Au bout de trois ans, elle décide de quitter sa chère Sibérie, cette fois-ci pour Tallinn, afin d’apprendre la danse orientale. « Un choix qui n’était pas très logique ! » avoue-t-elle en riant. Revenue il y a quatre ans à Moscou, qu’elle appelle tendrement le « miroir aux alouettes », elle assure maintenant le poste de directrice des cours du Centre Culturel Français. A son arrivée, le CCF n’avait rien du rayonnement qu’il possède aujourd’hui. Les élèves étaient rares et l’offre de cours assez limitée. Cécile se souvient : « Lors mes deux premières années à Moscou, je n’ai pas dormi une seule fois plus de six heures par nuit et ma vie sociale était réduite au néant. » Mais, malgré ces sacrifices, la blonde pétillante ne regrette rien. Grâce à son acharnement, les inscriptions ont augmenté de 175% dès 2006. Depuis, le nombre d’élèves présents n’a pas baissé. Les locaux ont été rénovés, la bibliothèque a hérité de quelques centaines de livres supplémentaires et l’autofinancement de l’institution est en bonne voie. Une belle réussite. Cécile est ainsi. Elle fourmille de projets et aime les mener à bout.

Le dernier cheval de bataille de Cécile est d’essayer de changer un tant soit peu la vision qu’ont les Russes de la France. Aux dires de Cécile, ces derniers éprouvent une passion sentimentale incurable, où s’entremêlent rêves nostalgiques de dames élégantes et distinguées aux effluves d’une Belle Epoque qui n’est plus. Apprendre le français est davantage une preuve de bon goût et de parfaite éducation qu’une possibilité de donner de nouvelles perspectives à sa carrière. Difficile dès lors, pour la combative directrice des cours du CCF, de concurrencer les Language Certificate des écoles anglaises... Les cours alliant grammaire et initiation à la culture française ont bien plus de succès que ceux ciblant les businessmen russes.

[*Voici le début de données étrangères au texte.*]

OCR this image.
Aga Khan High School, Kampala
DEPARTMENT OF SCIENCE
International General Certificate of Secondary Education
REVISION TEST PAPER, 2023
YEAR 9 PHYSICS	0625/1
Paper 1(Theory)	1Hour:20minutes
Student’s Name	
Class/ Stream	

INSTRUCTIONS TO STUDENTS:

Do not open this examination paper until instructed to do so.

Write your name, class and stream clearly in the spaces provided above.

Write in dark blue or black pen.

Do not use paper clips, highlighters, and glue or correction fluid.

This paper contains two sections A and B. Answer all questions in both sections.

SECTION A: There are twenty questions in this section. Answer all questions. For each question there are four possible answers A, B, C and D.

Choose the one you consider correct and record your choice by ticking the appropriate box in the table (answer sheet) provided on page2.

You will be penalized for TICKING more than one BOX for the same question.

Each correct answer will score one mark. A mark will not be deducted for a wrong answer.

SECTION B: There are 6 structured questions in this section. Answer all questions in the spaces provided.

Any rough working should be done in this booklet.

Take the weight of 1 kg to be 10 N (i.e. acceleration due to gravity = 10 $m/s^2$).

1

Quand on lui demande son avis sur la communauté française à Moscou, Cécile répond avec une grimace gênée qu’elle ne la fréquente pas beaucoup. « Ce n’est pas que je n’aime pas les Français. Mais je préfère la compagnie des Russes. » Néanmoins, son travail au Centre Culturel Français l’a convaincue qu’il existe deux grands types de Français expatriés : ceux qui sont venus en Russie, un peu au hasard, à cause des aléas d’une carrière ou d’un mariage, et ceux qui sont ici parce qu’ils l’ont ardemment désiré. « Il n’y a pas de demi-mesure en Russie : soit on aime ce pays, soit on le déteste. » assure-t-elle. Et c’est souvent ce qui divise la communauté française, à ses yeux. Cécile prône l’intégration, voire l’immersion : pas question de venir en Russie pour ne traîner qu’avec des ressortissants tricolores, on apprend tant à côtoyer des Russes au quotidien ! Mais elle avoue que le choc culturel est grand et peut être difficile à surmonter. « Ce qui étonne au premier regard, c’est la rudesse des Russes. Les portes du métro lâchées sans ménagement, les bousculades incessantes… C’est assez difficile pour nous autres européens. », confirme-t-elle. Sans oublier cette dualité déconcertante de l’âme russe, qui déroute les plus cartésiens des Français et qui fait le bonheur de Cécile.

Mais, ce qui plaît le plus à cette dernière, est l’endurance des Russes. Elle se rappelle en riant une de ses excursions sur le mont Sinaï, il y a quelques années. « Le groupe de randonneurs regroupait plusieurs nationalités. Les Français râlaient en marchant. Les Américains étaient suréquipés et gambadaient en silence. Les Espagnols s’arrêtaient tous les dix mètres pour chanter des cantiques religieux. Les Russes, quant à eux, avaient des chaussures trouées et la cigarette au bec. Ils n’ont fait aucun détour. Ils sont arrivés les premiers. » Et elle ajoute en clignant de l’œil : « J’étais parmi eux !».